Despite all this love, it pains me to say that there are two slight flaws with my new possession.  The first one is the bed sores that I have been gradually developing over the past couple of months.  The iPad makes it almost impossible to get out of bed.  This is my morning routine:  Wake up, pick up iPad, open facebook, try to scratch my eyeballs out to stop myself from having to read the immense pile of shit that some people feel the need to share with the world, close facebook, open Twitter, see if it is possible for Kanye West to be any more mental, close Twitter, open BBC News, read about Chilean Miners, close BBC News, open ITV Showbiz News, stare at Cheryl Cole’s amazing face, close ITV Showbiz News, open this blog, see if anyone has left me a comment (that would be a no), close this blog.  By the time I have done all this it’s like 2 o’clock in the afternoon and I have bed sores, but holy shit I am INFORMED!

The second flaw is the necessity to sacrifice one arm in order to carry the iPad around the house with me everywhere.  I’m basically an amputee.  I’m eligible for the 2012 Paralympic shotput event and I’m learning how to play the piano with my feet.

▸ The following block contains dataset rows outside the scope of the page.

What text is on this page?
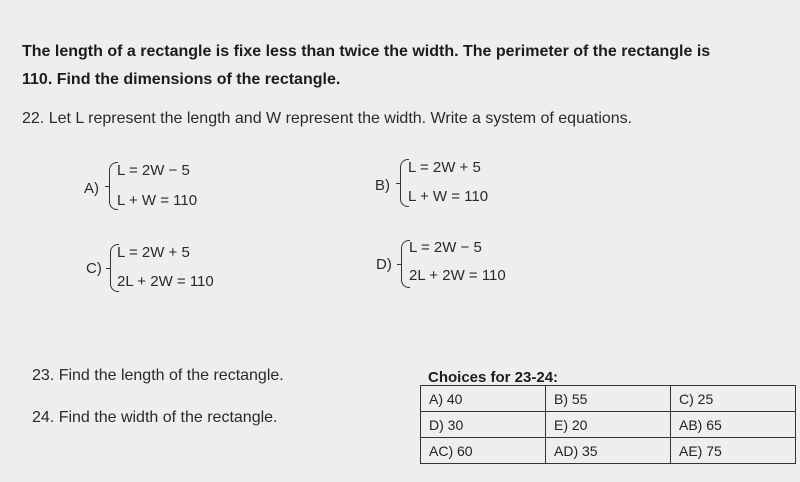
The length of a rectangle is fixe less than twice the width. The perimeter of the rectangle is
110. Find the dimensions of the rectangle.
22. Let L represent the length and W represent the width. Write a system of equations.
A)
L = 2W − 5
L + W = 110
B)
L = 2W + 5
L + W = 110
C)
L = 2W + 5
2L + 2W = 110
D)
L = 2W − 5
2L + 2W = 110
23. Find the length of the rectangle.
24. Find the width of the rectangle.
Choices for 23-24:
A) 40	B) 55	C) 25
D) 30	E) 20	AB) 65
AC) 60	AD) 35	AE) 75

If I’m honest it’s not ideal, but do not panic because I have a plan.  I watched this programme last week on Bravo called ‘We Find Your Medical Misfortune Fucking Hilarious’ and it featured this giant fat woman who had misplaced her TV remote.  Turns out it had made its way between two of her fat rolls and had been sitting there for like 18 months.  In that time the skin had engulfed the remote and kind of merged with it so that the remote had actually become part of the fat woman.  I thought this would be a great way to enable me to keep both hands free while still having the iPad at my fingertips.  It’s been a couple of days and so far it hasn’t even latched on but I’ll keep you updated on any progress.

Now that I have covered the pros and inconsequential cons of the iPad I am going to retire, re-group and eventually return to write a completely useless guide to the apps that I think deserve a place on my home screen.  In the meantime I suggest that you sell your children to Somalian pirates and go buy one immediately. Just sit back and let Steve Jobs put that snooker ball in your mouth, I promise it hurts good.